During my first trip to New York, just as if I had been a Syrian arriving in Nero’s Rome, it was necessary to fulfill certain unavoidable rituals: see Picasso’s Guernica at MOMA; cross the Brooklyn Bridge on foot; have a martini at The River Cafe; spend the night in the Chelsea Motel beneath the shadow of Dylan Thomas; devour half of a chicken at Sylvia’s in Harlem and afterwards attend Sunday services in any Chapel of the Seventh-Day Adventists to hear a sermon with rhythm and blues; find out if it were true that there were colonies of white, blind crocodiles in the sewers and if rat men were reproducing among the rusty pipes 50 meters deep, right under Tiffany's jewelry store, where, according to Truman Capote, you had to buy a handful of diamonds to add to the morning oatmeal.
It was an initiatory journey in search of a writer but in this case it was not Truman Capote, who enthralled me; nor Scott Fitzgerald; nor John Dos Passos; nor J.D. Salinger; no, it was the journalist Dorothy Parker whom I bore in my memory from a remote summer of my adolescence in which I discovered that this woman had visited the Hotel Vermeer, in Benicàssim, Spain during the Spanish Civil War, where members of the International Brigade were convalescing. There the journalist had an affair with a brigadista who went crazy at the end of the war because no one in the bars would believe him when he told about this adventure.

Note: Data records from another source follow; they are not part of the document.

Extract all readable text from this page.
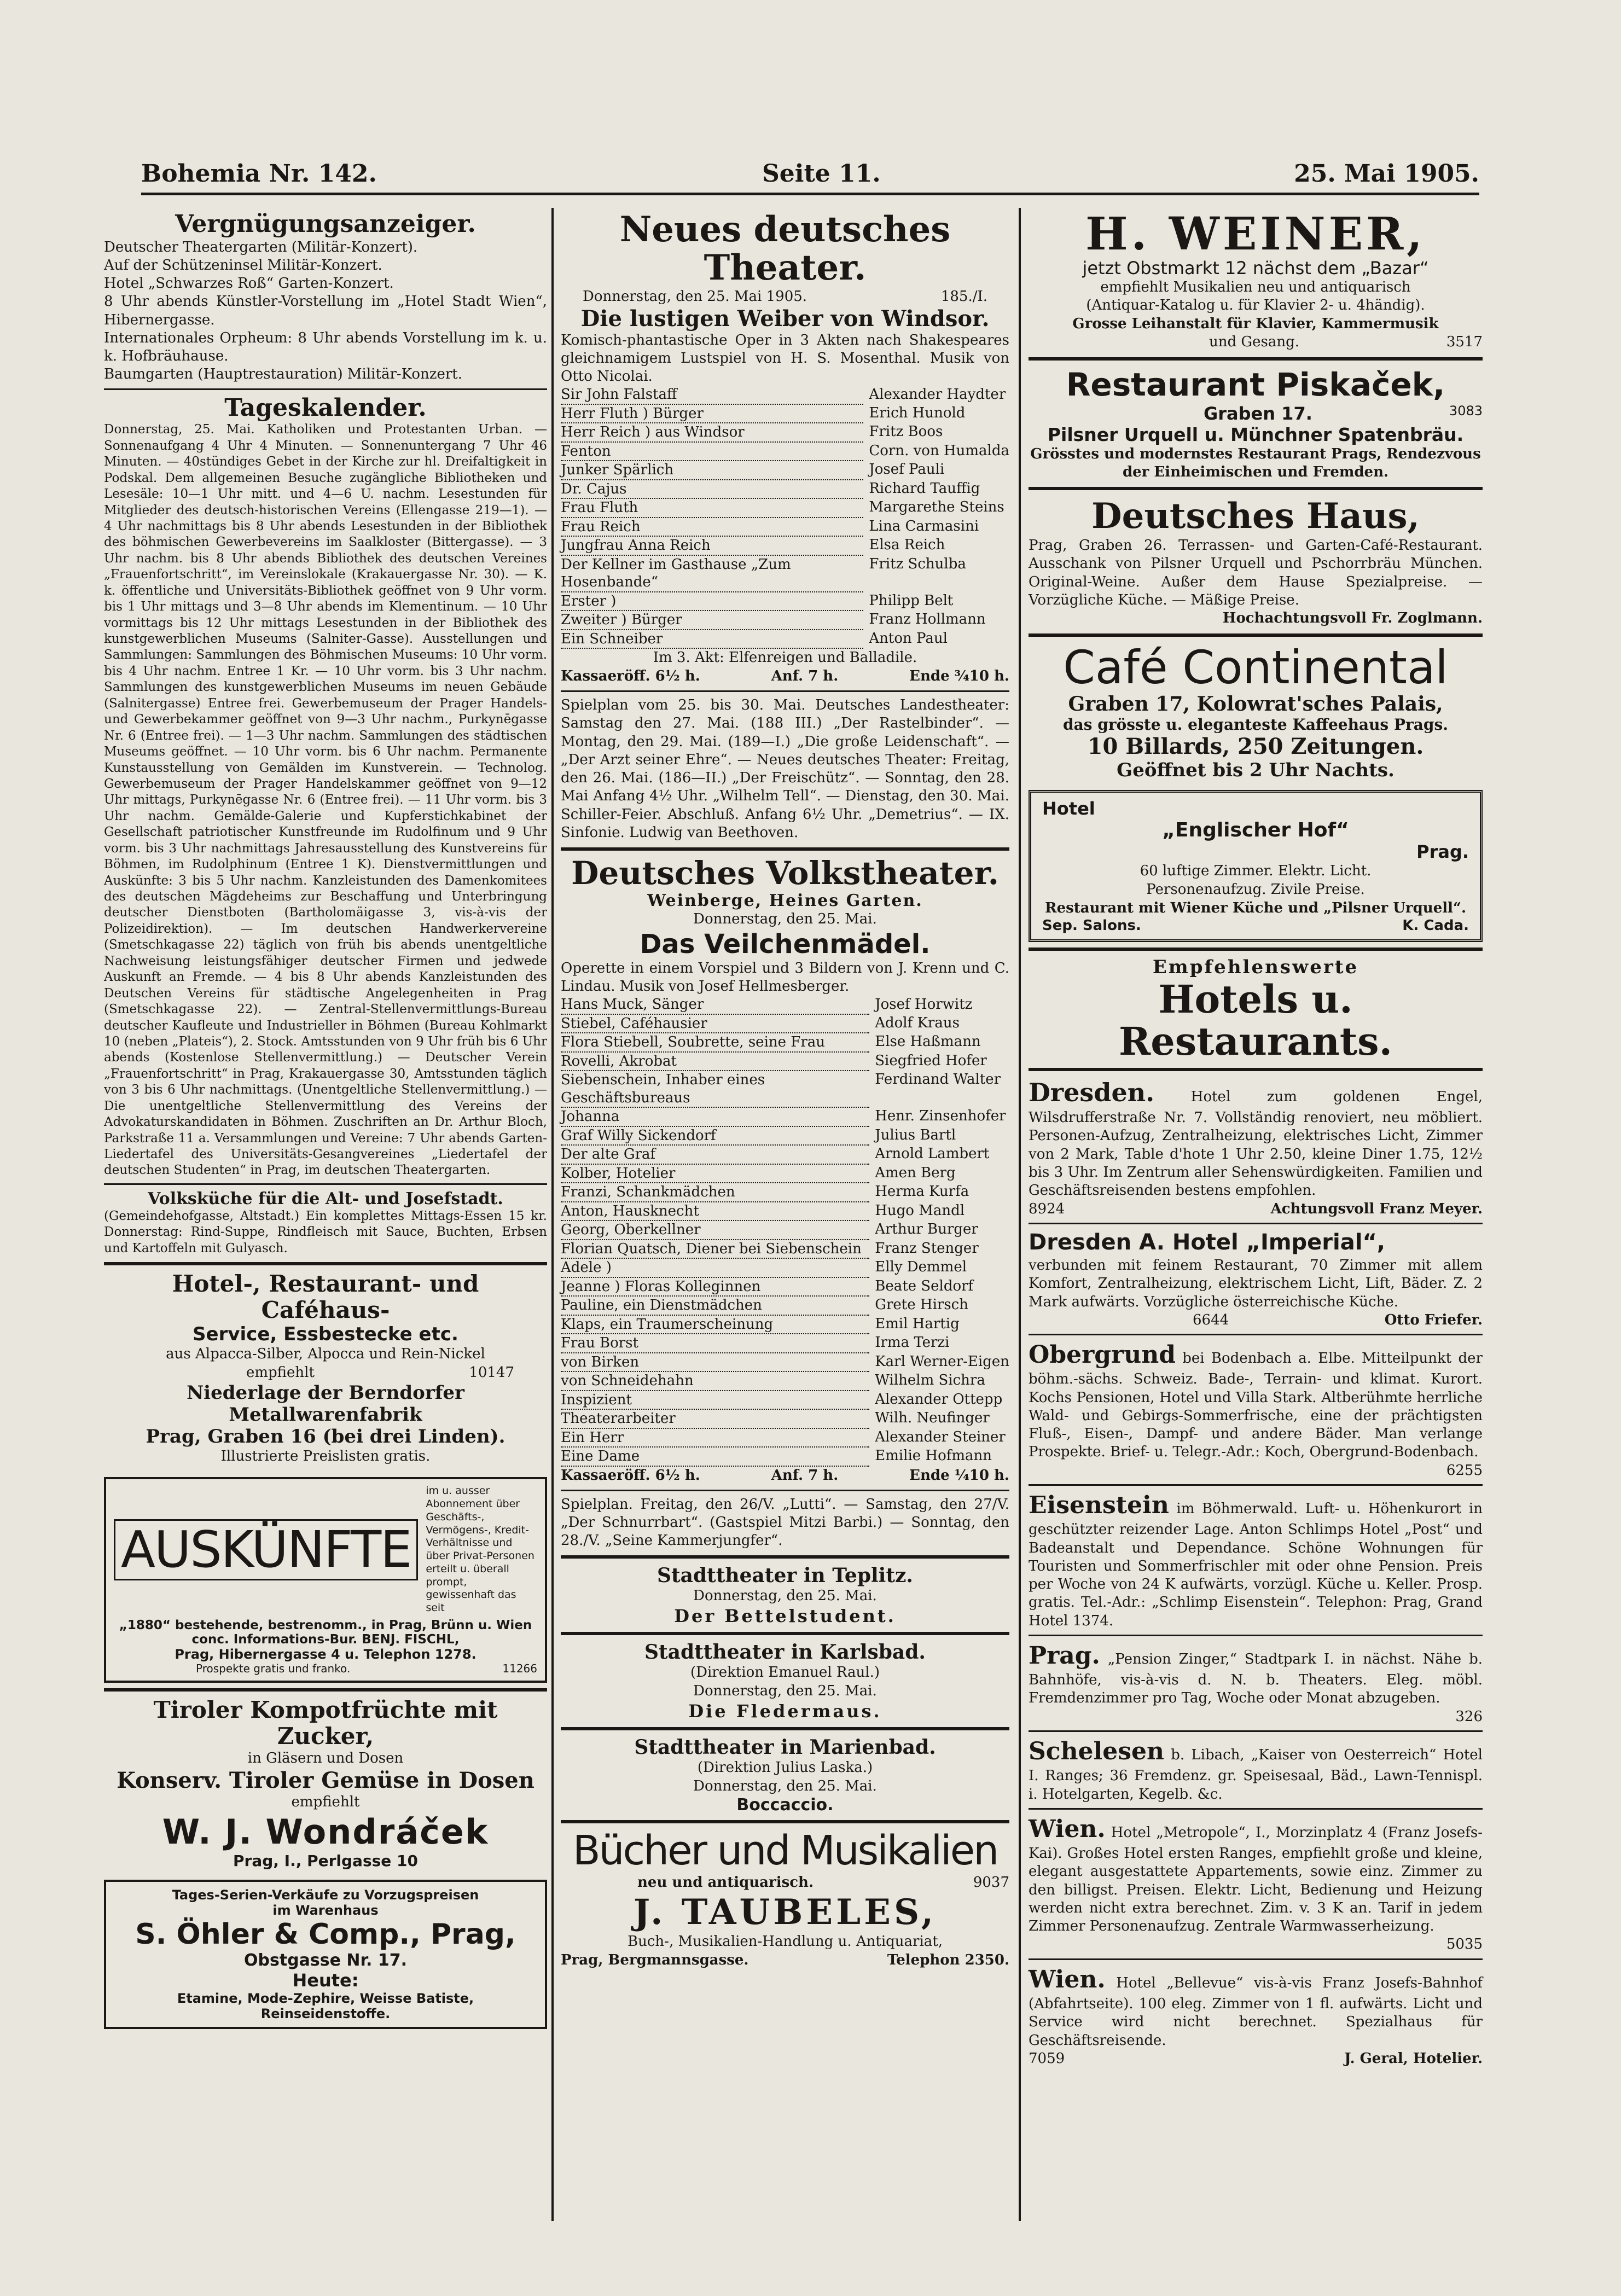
Bohemia Nr. 142.	Seite 11.	25. Mai 1905.
Vergnügungsanzeiger.
Deutscher Theatergarten (Militär-Konzert).
Auf der Schützeninsel Militär-Konzert.
Hotel „Schwarzes Roß“ Garten-Konzert.
8 Uhr abends Künstler-Vorstellung im „Hotel Stadt Wien“, Hibernergasse.
Internationales Orpheum: 8 Uhr abends Vorstellung im k. u. k. Hofbräuhause.
Baumgarten (Hauptrestauration) Militär-Konzert.
Tageskalender.
Donnerstag, 25. Mai. Katholiken und Protestanten Urban. — Sonnenaufgang 4 Uhr 4 Minuten. — Sonnenuntergang 7 Uhr 46 Minuten. — 40stündiges Gebet in der Kirche zur hl. Dreifaltigkeit in Podskal. Dem allgemeinen Besuche zugängliche Bibliotheken und Lesesäle: 10—1 Uhr mitt. und 4—6 U. nachm. Lesestunden für Mitglieder des deutsch-historischen Vereins (Ellengasse 219—1). — 4 Uhr nachmittags bis 8 Uhr abends Lesestunden in der Bibliothek des böhmischen Gewerbevereins im Saalkloster (Bittergasse). — 3 Uhr nachm. bis 8 Uhr abends Bibliothek des deutschen Vereines „Frauenfortschritt“, im Vereinslokale (Krakauergasse Nr. 30). — K. k. öffentliche und Universitäts-Bibliothek geöffnet von 9 Uhr vorm. bis 1 Uhr mittags und 3—8 Uhr abends im Klementinum. — 10 Uhr vormittags bis 12 Uhr mittags Lesestunden in der Bibliothek des kunstgewerblichen Museums (Salniter-Gasse). Ausstellungen und Sammlungen: Sammlungen des Böhmischen Museums: 10 Uhr vorm. bis 4 Uhr nachm. Entree 1 Kr. — 10 Uhr vorm. bis 3 Uhr nachm. Sammlungen des kunstgewerblichen Museums im neuen Gebäude (Salnitergasse) Entree frei. Gewerbemuseum der Prager Handels- und Gewerbekammer geöffnet von 9—3 Uhr nachm., Purkynēgasse Nr. 6 (Entree frei). — 1—3 Uhr nachm. Sammlungen des städtischen Museums geöffnet. — 10 Uhr vorm. bis 6 Uhr nachm. Permanente Kunstausstellung von Gemälden im Kunstverein. — Technolog. Gewerbemuseum der Prager Handelskammer geöffnet von 9—12 Uhr mittags, Purkynēgasse Nr. 6 (Entree frei). — 11 Uhr vorm. bis 3 Uhr nachm. Gemälde-Galerie und Kupferstichkabinet der Gesellschaft patriotischer Kunstfreunde im Rudolfinum und 9 Uhr vorm. bis 3 Uhr nachmittags Jahresausstellung des Kunstvereins für Böhmen, im Rudolphinum (Entree 1 K). Dienstvermittlungen und Auskünfte: 3 bis 5 Uhr nachm. Kanzleistunden des Damenkomitees des deutschen Mägdeheims zur Beschaffung und Unterbringung deutscher Dienstboten (Bartholomäigasse 3, vis-à-vis der Polizeidirektion). — Im deutschen Handwerkervereine (Smetschkagasse 22) täglich von früh bis abends unentgeltliche Nachweisung leistungsfähiger deutscher Firmen und jedwede Auskunft an Fremde. — 4 bis 8 Uhr abends Kanzleistunden des Deutschen Vereins für städtische Angelegenheiten in Prag (Smetschkagasse 22). — Zentral-Stellenvermittlungs-Bureau deutscher Kaufleute und Industrieller in Böhmen (Bureau Kohlmarkt 10 (neben „Plateis“), 2. Stock. Amtsstunden von 9 Uhr früh bis 6 Uhr abends (Kostenlose Stellenvermittlung.) — Deutscher Verein „Frauenfortschritt“ in Prag, Krakauergasse 30, Amtsstunden täglich von 3 bis 6 Uhr nachmittags. (Unentgeltliche Stellenvermittlung.) — Die unentgeltliche Stellenvermittlung des Vereins der Advokaturskandidaten in Böhmen. Zuschriften an Dr. Arthur Bloch, Parkstraße 11 a. Versammlungen und Vereine: 7 Uhr abends Garten-Liedertafel des Universitäts-Gesangvereines „Liedertafel der deutschen Studenten“ in Prag, im deutschen Theatergarten.
Volksküche für die Alt- und Josefstadt.
(Gemeindehofgasse, Altstadt.) Ein komplettes Mittags-Essen 15 kr. Donnerstag: Rind-Suppe, Rindfleisch mit Sauce, Buchten, Erbsen und Kartoffeln mit Gulyasch.
Hotel-, Restaurant- und Caféhaus-
Service, Essbestecke etc.
aus Alpacca-Silber, Alpocca und Rein-Nickel
empfiehlt	10147
Niederlage der Berndorfer Metallwarenfabrik
Prag, Graben 16 (bei drei Linden).
Illustrierte Preislisten gratis.
AUSKÜNFTE
im u. ausser Abonnement über Geschäfts-, Vermögens-, Kredit-Verhältnisse und über Privat-Personen erteilt u. überall prompt, gewissenhaft das seit
„1880“ bestehende, bestrenomm., in Prag, Brünn u. Wien conc. Informations-Bur. BENJ. FISCHL,
Prag, Hibernergasse 4 u. Telephon 1278.
Prospekte gratis und franko.	11266
Tiroler Kompotfrüchte mit Zucker,
in Gläsern und Dosen
Konserv. Tiroler Gemüse in Dosen
empfiehlt
W. J. Wondráček
Prag, I., Perlgasse 10
Tages-Serien-Verkäufe zu Vorzugspreisen
im Warenhaus
S. Öhler & Comp., Prag,
Obstgasse Nr. 17.
Heute:
Etamine, Mode-Zephire, Weisse Batiste, Reinseidenstoffe.
Neues deutsches Theater.
Donnerstag, den 25. Mai 1905.	185./I.
Die lustigen Weiber von Windsor.
Komisch-phantastische Oper in 3 Akten nach Shakespeares gleichnamigem Lustspiel von H. S. Mosenthal. Musik von Otto Nicolai.
Sir John Falstaff	Alexander Haydter
Herr Fluth ) Bürger	Erich Hunold
Herr Reich ) aus Windsor	Fritz Boos
Fenton	Corn. von Humalda
Junker Spärlich	Josef Pauli
Dr. Cajus	Richard Tauffig
Frau Fluth	Margarethe Steins
Frau Reich	Lina Carmasini
Jungfrau Anna Reich	Elsa Reich
Der Kellner im Gasthause „Zum Hosenbande“	Fritz Schulba
Erster )	Philipp Belt
Zweiter ) Bürger	Franz Hollmann
Ein Schneiber	Anton Paul
Im 3. Akt: Elfenreigen und Balladile.
Kassaeröff. 6½ h.	Anf. 7 h.	Ende ¾10 h.
Spielplan vom 25. bis 30. Mai. Deutsches Landestheater: Samstag den 27. Mai. (188 III.) „Der Rastelbinder“. — Montag, den 29. Mai. (189—I.) „Die große Leidenschaft“. — „Der Arzt seiner Ehre“. — Neues deutsches Theater: Freitag, den 26. Mai. (186—II.) „Der Freischütz“. — Sonntag, den 28. Mai Anfang 4½ Uhr. „Wilhelm Tell“. — Dienstag, den 30. Mai. Schiller-Feier. Abschluß. Anfang 6½ Uhr. „Demetrius“. — IX. Sinfonie. Ludwig van Beethoven.
Deutsches Volkstheater.
Weinberge, Heines Garten.
Donnerstag, den 25. Mai.
Das Veilchenmädel.
Operette in einem Vorspiel und 3 Bildern von J. Krenn und C. Lindau. Musik von Josef Hellmesberger.
Hans Muck, Sänger	Josef Horwitz
Stiebel, Caféhausier	Adolf Kraus
Flora Stiebell, Soubrette, seine Frau	Else Haßmann
Rovelli, Akrobat	Siegfried Hofer
Siebenschein, Inhaber eines Geschäftsbureaus	Ferdinand Walter
Johanna	Henr. Zinsenhofer
Graf Willy Sickendorf	Julius Bartl
Der alte Graf	Arnold Lambert
Kolber, Hotelier	Amen Berg
Franzi, Schankmädchen	Herma Kurfa
Anton, Hausknecht	Hugo Mandl
Georg, Oberkellner	Arthur Burger
Florian Quatsch, Diener bei Siebenschein	Franz Stenger
Adele )	Elly Demmel
Jeanne ) Floras Kolleginnen	Beate Seldorf
Pauline, ein Dienstmädchen	Grete Hirsch
Klaps, ein Traumerscheinung	Emil Hartig
Frau Borst	Irma Terzi
von Birken	Karl Werner-Eigen
von Schneidehahn	Wilhelm Sichra
Inspizient	Alexander Ottepp
Theaterarbeiter	Wilh. Neufinger
Ein Herr	Alexander Steiner
Eine Dame	Emilie Hofmann
Kassaeröff. 6½ h.	Anf. 7 h.	Ende ¼10 h.
Spielplan. Freitag, den 26/V. „Lutti“. — Samstag, den 27/V. „Der Schnurrbart“. (Gastspiel Mitzi Barbi.) — Sonntag, den 28./V. „Seine Kammerjungfer“.
Stadttheater in Teplitz.
Donnerstag, den 25. Mai.
Der Bettelstudent.
Stadttheater in Karlsbad.
(Direktion Emanuel Raul.)
Donnerstag, den 25. Mai.
Die Fledermaus.
Stadttheater in Marienbad.
(Direktion Julius Laska.)
Donnerstag, den 25. Mai.
Boccaccio.
Bücher und Musikalien
neu und antiquarisch.	9037
J. TAUBELES,
Buch-, Musikalien-Handlung u. Antiquariat,
Prag, Bergmannsgasse.	Telephon 2350.
H. WEINER,
jetzt Obstmarkt 12 nächst dem „Bazar“
empfiehlt Musikalien neu und antiquarisch
(Antiquar-Katalog u. für Klavier 2- u. 4händig).
Grosse Leihanstalt für Klavier, Kammermusik
und Gesang.	3517
Restaurant Piskaček,
Graben 17.	3083
Pilsner Urquell u. Münchner Spatenbräu.
Grösstes und modernstes Restaurant Prags, Rendezvous der Einheimischen und Fremden.
Deutsches Haus,
Prag, Graben 26. Terrassen- und Garten-Café-Restaurant. Ausschank von Pilsner Urquell und Pschorrbräu München. Original-Weine. Außer dem Hause Spezialpreise. — Vorzügliche Küche. — Mäßige Preise.
Hochachtungsvoll Fr. Zoglmann.
Café Continental
Graben 17, Kolowrat'sches Palais,
das grösste u. eleganteste Kaffeehaus Prags.
10 Billards, 250 Zeitungen.
Geöffnet bis 2 Uhr Nachts.
Hotel
„Englischer Hof“
Prag.
60 luftige Zimmer. Elektr. Licht.
Personenaufzug. Zivile Preise.
Restaurant mit Wiener Küche und „Pilsner Urquell“.
Sep. Salons.	K. Cada.
Empfehlenswerte
Hotels u. Restaurants.
Dresden.	Hotel zum goldenen Engel, Wilsdrufferstraße Nr. 7. Vollständig renoviert, neu möbliert. Personen-Aufzug, Zentralheizung, elektrisches Licht, Zimmer von 2 Mark, Table d'hote 1 Uhr 2.50, kleine Diner 1.75, 12½ bis 3 Uhr. Im Zentrum aller Sehenswürdigkeiten. Familien und Geschäftsreisenden bestens empfohlen.
8924	Achtungsvoll Franz Meyer.
Dresden A. Hotel „Imperial“,
verbunden mit feinem Restaurant, 70 Zimmer mit allem Komfort, Zentralheizung, elektrischem Licht, Lift, Bäder. Z. 2 Mark aufwärts. Vorzügliche österreichische Küche.
6644	Otto Friefer.
Obergrund bei Bodenbach a. Elbe. Mitteilpunkt der böhm.-sächs. Schweiz. Bade-, Terrain- und klimat. Kurort. Kochs Pensionen, Hotel und Villa Stark. Altberühmte herrliche Wald- und Gebirgs-Sommerfrische, eine der prächtigsten Fluß-, Eisen-, Dampf- und andere Bäder. Man verlange Prospekte. Brief- u. Telegr.-Adr.: Koch, Obergrund-Bodenbach.
6255
Eisenstein im Böhmerwald. Luft- u. Höhenkurort in geschützter reizender Lage. Anton Schlimps Hotel „Post“ und Badeanstalt und Dependance. Schöne Wohnungen für Touristen und Sommerfrischler mit oder ohne Pension. Preis per Woche von 24 K aufwärts, vorzügl. Küche u. Keller. Prosp. gratis. Tel.-Adr.: „Schlimp Eisenstein“. Telephon: Prag, Grand Hotel 1374.
Prag. „Pension Zinger,“ Stadtpark I. in nächst. Nähe b. Bahnhöfe, vis-à-vis d. N. b. Theaters. Eleg. möbl. Fremdenzimmer pro Tag, Woche oder Monat abzugeben.
326
Schelesen b. Libach, „Kaiser von Oesterreich“ Hotel I. Ranges; 36 Fremdenz. gr. Speisesaal, Bäd., Lawn-Tennispl. i. Hotelgarten, Kegelb. &c.
Wien. Hotel „Metropole“, I., Morzinplatz 4 (Franz Josefs-Kai). Großes Hotel ersten Ranges, empfiehlt große und kleine, elegant ausgestattete Appartements, sowie einz. Zimmer zu den billigst. Preisen. Elektr. Licht, Bedienung und Heizung werden nicht extra berechnet. Zim. v. 3 K an. Tarif in jedem Zimmer Personenaufzug. Zentrale Warmwasserheizung.
5035
Wien. Hotel „Bellevue“ vis-à-vis Franz Josefs-Bahnhof (Abfahrtseite). 100 eleg. Zimmer von 1 fl. aufwärts. Licht und Service wird nicht berechnet. Spezialhaus für Geschäftsreisende.
7059	J. Geral, Hotelier.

New York is a mental state or a literary genre before which a writer should measure himself because it changes nature every five years. When I arrived for the first time, it was a filthy, violent city, with the sickeningly sweet odor of gas mixed with the smell of putrid vanilla ice cream, to the point where you were disappointed if during the first night you were not stabbed in Hell’s Kitchen or if you didn’t see a demented prophet fire a rifle at close range from an eave of a building.
Who was Dorothy Parker? On my first visit to New York, she had recently died from a heart attack, sautéed in alcohol, alone in a hotel with just her dog Troy, on Wednesday, June 7, 1967. However, her verses were still alive and in the air:
“Drink and dance and laugh and lie,
Love, the reeling midnight through,
For tomorrow we shall die!
(But, alas, we never do.)”
She had written this without succeeding at dying despite having tried to do so two times: once by cutting her veins with the razor blade of her husband; another time with Veronal.
In her time of glory, this woman was at the center of a world that one could only dream about: Scott Fitzgerald, William Faulkner, Dashiell Hammett, Raymond Chandler, Hollywood at the end of the silent film era, the golden era of Montparnasse, vacations on the Riviera. She was always invited by her wealthy friends, who needed the outbursts of her scathing tongue during their after dinner conversations or over drinks in the white chairs of their gardens, in order to feel wonderful, diabolical, and evanescent.
In the same manner that she squandered her genius like a mischievous child, she also filled fashionable magazines with her stories. But it was in The New Yorker, of which she was a stockholder, where her talent shone.
One day, she kneeled and prayed:
—Dear God, I pray that you make me stop writing like a woman.
How does that prayer sound today?
Her lyrics lent glamor to the songs of Irving Berlin and Cole Porter. The first recording of Glenn Miller, in 1932, was one of her poems entitled, “How Was I to Know this Happiness Was Love?” And in Hollywood, she wrote scripts at a fixed rate per page, left in mailboxes next to those of Scott Fitzgerald, who was by then an alcoholic wreck. She appeared frivolous, always carrying a Pomeranian dog in her arms, but she never stopped being a radical—a point of reference among the writers of The New Yorker, divine specimens who had established their tertulia(*) at The Round Table of the Hotel Algonquin on 59 West 44 Street. She went as far as to occupy a suite there where her lovers arrived and departed as if it were a post office branch.
She depreciated the rich but enjoyed their money, and while she lived she was always surrounded by friends until immolating herself upon the altar of the dawn. That was the New York of Dorothy Parker.